Когда он проходил мимо штабного шалаша, ротный, помахав ему, позвал:
— Эй, пропавший! Прибыл? А я хотел доложить о тебе в «Смерш». Мол, у нас дезертировал Кедров.
Ротный, конечно, говорил это просто так. Ротный у них был не из тех, кто, чуть что, сразу же идет в «Смерш». С этим ротным им даже повезло. Из всех шести или семи ротных, которые сменились за эти два года — одних убило, другие не вернулись из госпиталей, — этот был самый лучший. Он не придирался к мелочам, вроде того, чтобы скатки у всех были похожи одна на другую, не сгонял сто потов на занятиях и не позволял взводным делать это, а к старым солдатам относился по-товарищески. Может быть, все это было потому, что ротному самому было двадцать пять. И ротный еще был смелым парнем. Говорили, что в той части, откуда через госпиталь он попал к ним, его представляли к Герою, но почему-то не утвердили.

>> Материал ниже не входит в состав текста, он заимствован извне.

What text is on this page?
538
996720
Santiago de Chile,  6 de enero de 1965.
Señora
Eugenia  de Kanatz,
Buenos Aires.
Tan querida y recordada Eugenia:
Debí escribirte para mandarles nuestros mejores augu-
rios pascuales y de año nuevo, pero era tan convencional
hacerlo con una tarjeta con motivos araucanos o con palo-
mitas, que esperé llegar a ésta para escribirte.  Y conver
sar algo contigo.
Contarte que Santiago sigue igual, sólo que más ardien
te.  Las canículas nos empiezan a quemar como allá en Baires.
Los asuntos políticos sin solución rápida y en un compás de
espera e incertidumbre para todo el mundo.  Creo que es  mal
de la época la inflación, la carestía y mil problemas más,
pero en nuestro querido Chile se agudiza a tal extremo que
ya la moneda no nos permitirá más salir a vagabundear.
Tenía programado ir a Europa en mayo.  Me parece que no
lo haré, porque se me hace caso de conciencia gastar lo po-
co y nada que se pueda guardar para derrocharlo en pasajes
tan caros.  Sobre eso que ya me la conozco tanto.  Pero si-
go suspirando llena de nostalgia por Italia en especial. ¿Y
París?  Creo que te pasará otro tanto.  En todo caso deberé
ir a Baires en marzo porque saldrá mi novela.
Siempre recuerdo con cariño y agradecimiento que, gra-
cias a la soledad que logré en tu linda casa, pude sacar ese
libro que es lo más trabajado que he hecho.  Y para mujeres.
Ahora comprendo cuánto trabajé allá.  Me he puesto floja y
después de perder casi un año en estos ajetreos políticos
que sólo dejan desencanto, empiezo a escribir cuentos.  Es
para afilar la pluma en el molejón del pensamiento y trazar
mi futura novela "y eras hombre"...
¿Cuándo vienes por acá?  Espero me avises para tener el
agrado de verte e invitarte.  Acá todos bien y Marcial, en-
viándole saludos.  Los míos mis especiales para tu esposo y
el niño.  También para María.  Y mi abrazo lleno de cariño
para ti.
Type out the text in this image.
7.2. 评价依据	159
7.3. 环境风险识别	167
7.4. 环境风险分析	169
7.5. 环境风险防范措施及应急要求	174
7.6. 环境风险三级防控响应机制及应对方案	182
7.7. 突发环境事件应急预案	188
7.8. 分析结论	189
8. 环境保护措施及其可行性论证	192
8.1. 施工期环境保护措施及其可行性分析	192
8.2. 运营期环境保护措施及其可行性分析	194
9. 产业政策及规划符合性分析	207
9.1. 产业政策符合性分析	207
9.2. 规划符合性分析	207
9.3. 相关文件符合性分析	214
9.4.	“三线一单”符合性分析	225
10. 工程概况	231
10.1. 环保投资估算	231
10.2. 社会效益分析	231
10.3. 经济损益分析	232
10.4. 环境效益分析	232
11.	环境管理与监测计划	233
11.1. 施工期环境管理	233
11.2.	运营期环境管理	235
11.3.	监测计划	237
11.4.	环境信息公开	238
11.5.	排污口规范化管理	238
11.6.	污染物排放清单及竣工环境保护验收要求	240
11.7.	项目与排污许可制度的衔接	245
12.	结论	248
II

— Прибыл, товарищ старший лейтенант.
Ротный поправил новенькую фуражку, сдвинув ее слегка на сторону, одернул складки гимнастерки за спину, полюбовался начищенными сапогами и насмешливо подмигнул:
— В общем, теперь есть и наш человек в штабе. Если в роте будут неприятности, замолвишь за нас словечко генералу?
— Замолвлю, товарищ старший лейтенант, — пообещал он в том же тоне.
— Договорились. — Ротный передвинул фуражку на другую сторону. — А теперь — к своим. Левое плечо вперед, марш!
Первым он увидел Бадягу. Босой Бадяга лежал возле шалаша и лениво чесал большим пальцем ноги подошву другой. Лицо у Бадяги было помятое, он только что вылез из шалаша, а до этого напропалую спал.